Removing contaminants from soil is a time consuming and costly endeavour. But growing plants in affected areas offers a cheap and sustainable way of dealing with waste. Known as phytoremediation, the field exploits a plant’s ability to absorb and concentrate nutrients in their leaves or stem. Once the waste is absorbed, the plant can simply be pulled out of the soil.

This property also makes plants ideal for detecting contaminants, according to Min Hao Wong from the Massachusetts Institute of Technology. ‘Through the transpiration process, plants draw up water and other analytes from the ground, and can accumulate even trace levels of analytes within [their] tissues,’ he says.
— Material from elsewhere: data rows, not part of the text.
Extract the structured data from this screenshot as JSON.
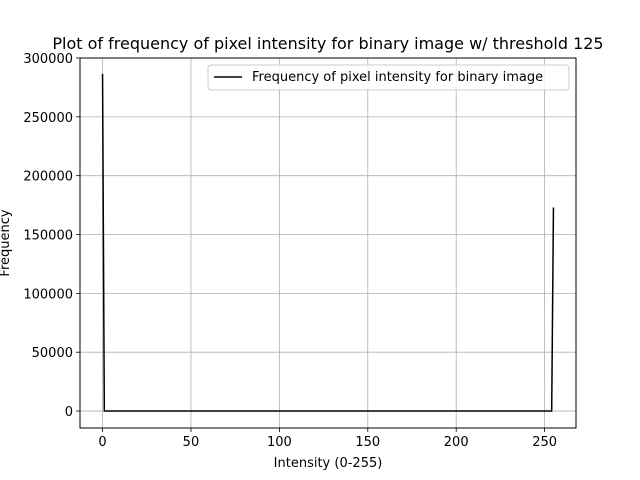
{
  "chart_data": {
    "type": "line",
    "title": "Plot of frequency of pixel intensity for binary image w/ threshold 125",
    "xlabel": "Intensity (0-255)",
    "ylabel": "Frequency",
    "xlim": [
      -12.75,
      267.75
    ],
    "ylim": [
      -14400,
      300000
    ],
    "x_ticks": [
      0,
      50,
      100,
      150,
      200,
      250
    ],
    "x_tick_labels": [
      "0",
      "50",
      "100",
      "150",
      "200",
      "250"
    ],
    "y_ticks": [
      0,
      50000,
      100000,
      150000,
      200000,
      250000,
      300000
    ],
    "y_tick_labels": [
      "0",
      "50000",
      "100000",
      "150000",
      "200000",
      "250000",
      "300000"
    ],
    "grid": true,
    "legend_position": "upper-right",
    "series": [
      {
        "name": "Frequency of pixel intensity for binary image",
        "color": "#000000",
        "x": [
          0,
          1,
          254,
          255
        ],
        "y": [
          286500,
          0,
          0,
          173000
        ]
      }
    ]
  }
}
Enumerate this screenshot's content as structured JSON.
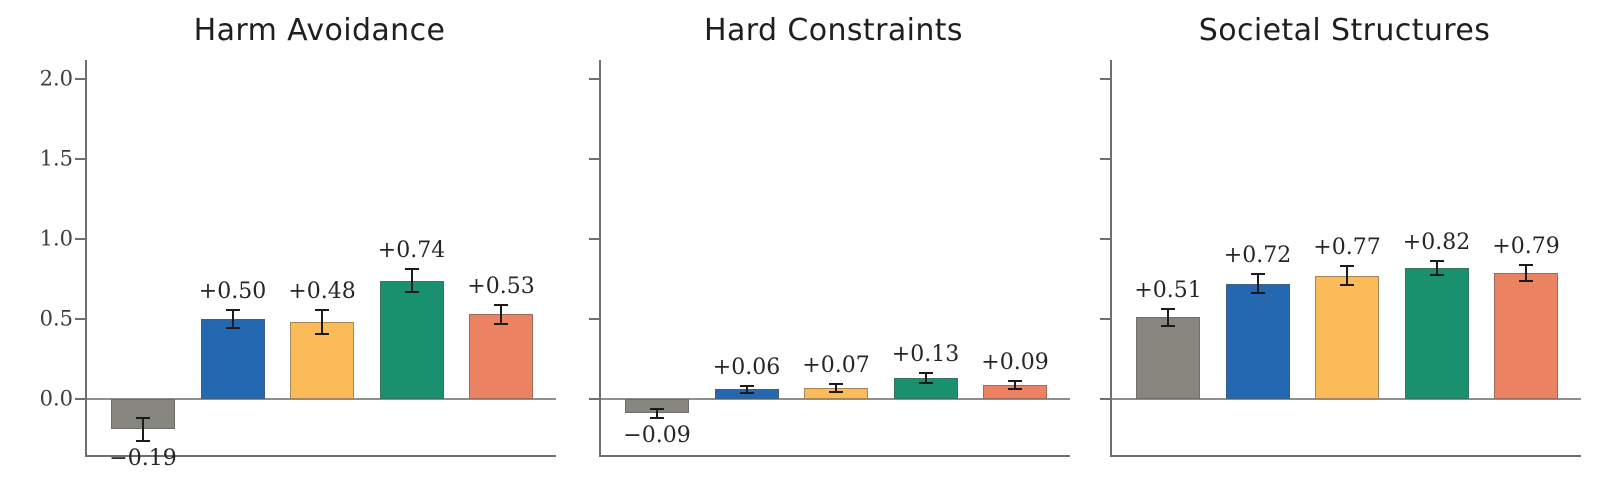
{
  "figure": {
    "background": "#ffffff"
  },
  "chart_data": [
    {
      "type": "bar",
      "title": "Harm Avoidance",
      "values": [
        -0.19,
        0.5,
        0.48,
        0.74,
        0.53
      ],
      "errors": [
        0.07,
        0.055,
        0.075,
        0.07,
        0.06
      ],
      "bar_labels": [
        "−0.19",
        "+0.50",
        "+0.48",
        "+0.74",
        "+0.53"
      ],
      "ylim": [
        -0.35,
        2.12
      ],
      "yticks": [
        0.0,
        0.5,
        1.0,
        1.5,
        2.0
      ],
      "ytick_labels": [
        "0.0",
        "0.5",
        "1.0",
        "1.5",
        "2.0"
      ],
      "show_ytick_labels": true,
      "grid": false,
      "legend": "none"
    },
    {
      "type": "bar",
      "title": "Hard Constraints",
      "values": [
        -0.09,
        0.06,
        0.07,
        0.13,
        0.09
      ],
      "errors": [
        0.03,
        0.02,
        0.025,
        0.03,
        0.025
      ],
      "bar_labels": [
        "−0.09",
        "+0.06",
        "+0.07",
        "+0.13",
        "+0.09"
      ],
      "ylim": [
        -0.35,
        2.12
      ],
      "yticks": [
        0.0,
        0.5,
        1.0,
        1.5,
        2.0
      ],
      "ytick_labels": [
        "0.0",
        "0.5",
        "1.0",
        "1.5",
        "2.0"
      ],
      "show_ytick_labels": false,
      "grid": false,
      "legend": "none"
    },
    {
      "type": "bar",
      "title": "Societal Structures",
      "values": [
        0.51,
        0.72,
        0.77,
        0.82,
        0.79
      ],
      "errors": [
        0.055,
        0.06,
        0.06,
        0.045,
        0.05
      ],
      "bar_labels": [
        "+0.51",
        "+0.72",
        "+0.77",
        "+0.82",
        "+0.79"
      ],
      "ylim": [
        -0.35,
        2.12
      ],
      "yticks": [
        0.0,
        0.5,
        1.0,
        1.5,
        2.0
      ],
      "ytick_labels": [
        "0.0",
        "0.5",
        "1.0",
        "1.5",
        "2.0"
      ],
      "show_ytick_labels": false,
      "grid": false,
      "legend": "none"
    }
  ],
  "style": {
    "bar_colors": [
      "#86857e",
      "#2368b0",
      "#fabb58",
      "#19906e",
      "#eb8262"
    ],
    "error_bar_color": "#1b1b1b",
    "spine_color": "#6f6f6f",
    "zero_line_color": "#8f8f8f",
    "title_color": "#1f1f1f",
    "tick_label_color": "#3d3d3d",
    "value_label_color": "#262626"
  }
}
To exploit this potential, Wong and his colleagues made a nanobionic plant that can both detect explosives in groundwater and alert a user to their presence in the area. The team first injected IR-fluorescent carbon nanotubes (CNTs) into a spinach plant’s leaves. Once treated, the spinach’s roots were wrapped in cheesecloth and the common explosives component picric acid (2,4,6-trinitrophenol) was pipetted onto them.

Super spinach

Source: © Nature Publishing Group

The explosives accumulate in the spinach plant’s leaves, where the suppressed IR signal is imaged with a night-vision camera

‘We first designed carbon nanotube based sensors that selectively respond to nitroaromatics,’ explains Wong. ‘These nanotubes quench in fluorescence intensity in the presence of nitroaromatics – we also designed a reference sensor that is invariant in signal intensity.’

The plant draws the nitroaromatics up through the roots into its leaves, where the suppressed IR signal is imaged with a night-vision camera and sent to a smartphone via a WiFi signal. With the reference sensor embedded in the leaf as well, the technique produces high contrast images.

This simple nanobionic system will offer ‘easy adoption in the field’, according to Wong. ‘There are complex environmental and technological issues to explore,’ he says. ‘But we are confident that plant nanobionics is here to stay.’

Wong’s group is so confident in the plant’s potential they have set up a company called Plantea to explore how the technology can plant its roots in industry.

‘This is an excellent example of nanoengineering,’ comments Martin Pumera, a nanobiosystems specialist from Nanyang Technological University in Singapore. ‘These explosives-sensing plants are of very high importance for environmental remediation.’